The OpenMP Forums are now closed to new posts. Please visit Stack Overflow if you are in need of help: https://stackoverflow.com/questions/tagged/openmp
There is an application having 2 level parallel regions. For small problem sizes, users are supposed to use only the first level since the second level doesn't scale as good as the first level.
Only experience user who solves very large problems may turn on the second level parallel.
Currently for small problem, users use OMP_NUM_THREADS=AA and run the application. Since OMP_NESTED by default is false, they will not be penalized by the second level parallel.
For large problems, they use OMP_NUM_THREADS=AA,BB (BB is usually small up to 4) and OMP_NESTED=TRUE to access both levels.
In 5.0, OMP_NESTED is deprecated. If someone keeps using the old setting for small problems what is the expected behaviour of the application? users are typically ignorant of specifications.
If it will like the current OMP_NESTED=TRUE behaviour, users will get AA also on the second level and in total AA*AA threads and thus the performance will be terrible.
I noticed in the spec that OMP_MAX_ACTIVE_LEVELS can do some control but the default behaviour is the maximal possible value. So it doesn't help the previous case.

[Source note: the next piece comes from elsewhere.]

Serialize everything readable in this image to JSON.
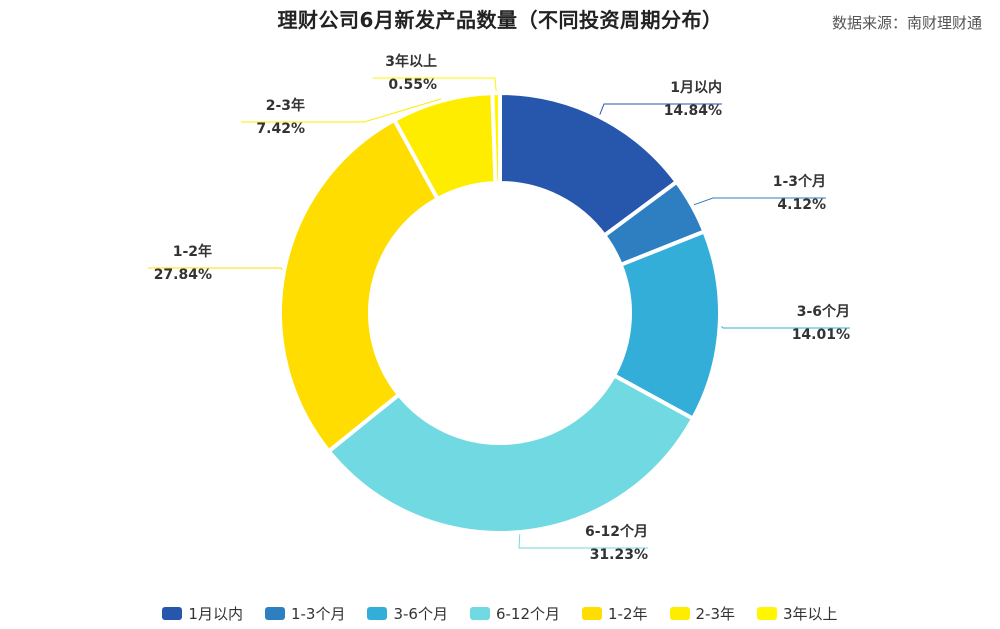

So I would like to know what is the reason deprecating OMP_NESTED and what is the alternative? This needs to be articulated in the deprecation section.
On the other hand, I feel the current behaviour of OMP_NESTED=true with OMP_NUM_THREADS=AA yielding AA*AA is ill logical.
I prefer to activate parallel levels as many as the amount of numbers listed with OMP_NUM_THREADS. OMP_NUM_THREADS=AA uses just one level even if the binary supports 2 levels. OMP_NUM_THREADS=AA,BB enables both levels.
As we proceed with deprecating OMP_NESTED (planned for OpenMP 6.0), we will replace the feature with other means.
For instance, OMP_NUM_THREADS already accepts a list of thread numbers for different levels. Without also setting OMP_NESTED=true, you would still get no real nested threading for OpenMP 4.5 and OpenMP 5.0 implementations. This caused a lot of confusion in the past and that's why we made the decision to simplify OpenMP usage.
Having said that, with OpenMP 6.0 something like OMP_NUM_THREADS=AA,BB will be sufficient to indicate to the OpenMP implementation that the user wants nesting to be enabled. We are looking at the details about the conditions that should indicate nesting to the OpenMP implementation at this point. A future, post-5.0 technical report will contain more information about these conditions.
Does that answer your question?
My concern is OMP_NUM_THREADS=AA and the code support 2 level parallel.
What is the behaviour when OMP_NESTED is removed (I mean 6.0)?
If it is the current OMP_NESTED=true behaviour, I will get AA*AA on the second level and it is a disaster.
I would expect the runtime fully respect OMP_NUM_THREADS.
AA activates only one level.
AA,BB activates 2 levels.
If this is the case, deprecating OMP_NESTED is a good step moving forward.